Nördlich des Bergmann-Kiezes entstehen 15 Neubauten in einem Quartier. Die Entwickler hoffen, durch Staffelung der Preise für eine soziale Mischung zu sorgen.

220 Wohnungen und 21 Gewerbeeinheiten sollen in dem Quartier, gleich um die Ecke vom Tempelhofer Feld entstehen. Bild: dpa, Tobias Kleinschmidt

Die ersten drei Baugruben sind ausgehoben. Bauarbeiter befestigen die Seitenwände und verlegen Baustromkabel. Bagger türmen die Erde auf, gefällte Bäume liegen auf einem Haufen zum Abtransport bereit. Das "Stadtquartier Friesenstraße" zwischen Columbiadamm und Schwiebusser Straße am Rande von Kreuzberg nimmt Gestalt an.

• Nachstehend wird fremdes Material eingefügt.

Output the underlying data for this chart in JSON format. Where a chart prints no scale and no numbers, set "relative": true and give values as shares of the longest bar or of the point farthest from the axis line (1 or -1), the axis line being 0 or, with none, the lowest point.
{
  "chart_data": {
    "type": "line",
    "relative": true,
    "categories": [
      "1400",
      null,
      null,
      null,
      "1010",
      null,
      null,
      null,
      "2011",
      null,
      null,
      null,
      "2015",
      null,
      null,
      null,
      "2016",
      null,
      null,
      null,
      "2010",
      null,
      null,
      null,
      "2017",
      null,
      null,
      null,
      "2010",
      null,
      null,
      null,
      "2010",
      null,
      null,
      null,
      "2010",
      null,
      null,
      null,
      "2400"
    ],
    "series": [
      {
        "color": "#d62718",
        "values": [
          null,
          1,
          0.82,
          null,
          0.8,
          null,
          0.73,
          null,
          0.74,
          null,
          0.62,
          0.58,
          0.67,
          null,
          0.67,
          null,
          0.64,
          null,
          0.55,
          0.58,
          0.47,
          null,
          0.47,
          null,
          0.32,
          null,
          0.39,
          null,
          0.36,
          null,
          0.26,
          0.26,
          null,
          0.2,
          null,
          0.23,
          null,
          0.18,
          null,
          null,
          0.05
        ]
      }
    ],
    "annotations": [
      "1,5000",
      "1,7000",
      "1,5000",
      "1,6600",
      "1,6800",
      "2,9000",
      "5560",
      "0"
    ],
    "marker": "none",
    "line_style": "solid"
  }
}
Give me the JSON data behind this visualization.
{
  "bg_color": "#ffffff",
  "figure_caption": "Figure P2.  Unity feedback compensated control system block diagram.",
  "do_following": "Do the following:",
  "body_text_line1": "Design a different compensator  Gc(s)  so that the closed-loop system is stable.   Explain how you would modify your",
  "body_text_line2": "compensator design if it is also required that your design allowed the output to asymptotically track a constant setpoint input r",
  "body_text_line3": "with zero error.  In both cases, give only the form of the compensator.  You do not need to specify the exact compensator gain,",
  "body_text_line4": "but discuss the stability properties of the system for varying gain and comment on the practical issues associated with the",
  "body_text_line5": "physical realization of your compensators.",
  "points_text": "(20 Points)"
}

Nach jahrelangen Verhandlungen hat die Projektentwicklungsgesellschaft SQF vom Bund hier ein rund 18.000 Quadratmeter großes Grundstück erworben. Die Projektentwicklerin Barbara Rolfes-Poneß ist eine der vier Initiatoren der SQF. Sie sehen sich nicht als auswärtige Investoren: "Wir leben und arbeiten selbst seit vielen Jahren in Kreuzberg und haben mit unseren Büros zahlreiche öffentliche, private und genossenschaftliche Wohnungsbauprojekte auf den Weg gebracht." Sie selbst hatte vor Jahren das nahe gelegene Haus "Fidicin 18" mithilfe einer Genossenschaft für die BewohnerInnen gerettet. "Jetzt wollen wir hier als Erweiterung des Bergmann-Kiezes rund 220 Wohnungen und 21 Gewerbeeinheiten neu bauen." Etwas widersprüchlich zu der offensichtlichen Nähe zu Kreuzberg ist die formale Zugehörigkeit zum Bezirk Tempelhof-Schöneberg, erklärt Rolfes-Poneß, sodass "alle bau- und umweltrechtlichen Abstimmungen mit dem dortigen Bezirksamt getroffen werden".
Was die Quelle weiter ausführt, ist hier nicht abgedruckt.